Los problemas éticos de la fotografía, que parten del hecho de que «encuadrar siempre es excluir», tal y como dijo Susan Sontag, pueden aplicarse a los documentales de guerra o a las reconstrucciones de ficción, pero que poco tienen que ver con el caso que nos ocupa. Porque los selfies no son fotografía, son post-fotografía.[1] Cambian la manera de concebir la fotografía: del esto ha sido (ça a été) barthesiano al allí estaba yo. Los turistas que entran en Sachsenhausen buscan compartir una experiencia, se anticipan a la enunciación espontánea del «yo también estuve allí». Parece que no es necesario advertir de que esto ha pasado, como hacían los cuadros de Ceija Stojka: se toma como algo ya sabido de antemano. Se olvida el esto ha pasado y se sustituye por el yo estuve donde esto pasó, yo estuve allí. Eso, al fin y al cabo, es el turismo: convertir el sujeto en predicado, trastornar el sentido; el eso se convierte en el allí. ¿Es posible el entendimiento del sufrimiento si el lugar del horror se predica del yo? Si nos preguntamos por qué un campo de concentración es una parada en las vacaciones de turistas, tendremos que asumir que la remembranza es un pre-requisito para la acción: es lo anterior, lo a priori de la acción. Quizás Asuchwitz o Dachau también formen parte, sin distinción, del itinerario de viaje. El turista americano que llega a su casa y pone en la televisión todas las fotos del viaje, mostrando así que él estuvo allí, predica los sitios de él. Se crean así millones de archivos personales, privados, que siguen edificando la imagen del campo de concentración.

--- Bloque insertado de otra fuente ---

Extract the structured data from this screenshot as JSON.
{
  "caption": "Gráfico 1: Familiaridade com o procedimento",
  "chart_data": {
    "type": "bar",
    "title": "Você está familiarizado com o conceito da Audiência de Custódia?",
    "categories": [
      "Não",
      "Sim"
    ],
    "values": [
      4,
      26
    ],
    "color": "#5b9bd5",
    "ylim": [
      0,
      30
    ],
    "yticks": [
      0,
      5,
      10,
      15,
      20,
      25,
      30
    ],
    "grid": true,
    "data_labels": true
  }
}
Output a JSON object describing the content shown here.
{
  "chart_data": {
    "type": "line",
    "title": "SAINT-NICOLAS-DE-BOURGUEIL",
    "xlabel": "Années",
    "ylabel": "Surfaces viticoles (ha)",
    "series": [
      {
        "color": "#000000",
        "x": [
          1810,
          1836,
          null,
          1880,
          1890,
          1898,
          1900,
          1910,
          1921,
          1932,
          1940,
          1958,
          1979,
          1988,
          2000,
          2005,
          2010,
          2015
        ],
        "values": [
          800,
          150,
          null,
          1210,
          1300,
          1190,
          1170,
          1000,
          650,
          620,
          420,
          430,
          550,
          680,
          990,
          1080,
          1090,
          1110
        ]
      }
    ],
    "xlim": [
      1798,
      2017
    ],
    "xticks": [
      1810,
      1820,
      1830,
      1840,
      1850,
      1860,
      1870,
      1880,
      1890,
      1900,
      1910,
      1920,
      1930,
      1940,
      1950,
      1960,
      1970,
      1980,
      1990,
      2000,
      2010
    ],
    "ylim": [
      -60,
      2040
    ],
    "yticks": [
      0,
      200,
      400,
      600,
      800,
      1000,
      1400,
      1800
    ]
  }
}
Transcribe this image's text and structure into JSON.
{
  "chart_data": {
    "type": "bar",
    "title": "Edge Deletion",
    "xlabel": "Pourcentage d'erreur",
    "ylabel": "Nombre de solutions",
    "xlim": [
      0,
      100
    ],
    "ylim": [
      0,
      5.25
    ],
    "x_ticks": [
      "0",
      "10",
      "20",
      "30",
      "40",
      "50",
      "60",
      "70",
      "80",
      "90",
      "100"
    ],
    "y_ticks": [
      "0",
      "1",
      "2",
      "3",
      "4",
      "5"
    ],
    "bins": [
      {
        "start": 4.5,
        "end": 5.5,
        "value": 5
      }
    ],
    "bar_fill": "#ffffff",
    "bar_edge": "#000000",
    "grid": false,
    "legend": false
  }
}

En definitiva, quizás las secuencias que graba Loznitsa sí nos dicen algo: nos invitan a preguntarnos si la imagen es un acto que cambia el curso del comportamiento o si el comportamiento precede a la imagen. Esa cuestión, quizás irresoluble, debería estar en el punto de mira del cine contemporáneo. En tanto que arte de la imagen (y, por tanto, de la imaginación) y de lo real, habría de atender al archivo privado que se viene construyendo en las últimas décadas de turismo extremo y postfotografía, esa ampliación lenta de la memoria que, aunque no lo parezca, va moldeando un nuevo imaginario colectivo en torno al terror, el amor, los afectos, el miedo, la culpa y la pasión: los grandes temas del cine. Godard siempre condenó al cine por no haber estado presente en los campos de concentración, por haber fallado a la historia. En ese momento, el cine se convirtió en un medio de expresión sin expresión, que solo quedaba vacío como medio. En ese vacío introduce Loznitsa nuestras propias imágenes. Una puesta en abismo. No es necesario ni siquiera el cine, ya hay suficientes imágenes.
[1] Término propuesto por Joan Fontcuberta en La furia de las imágenes (2016).
Este texto fue publicado hace tres años, en marzo de 2021, en Revista Contexto (CTXT) con el título «El selfi y el nuevo cine».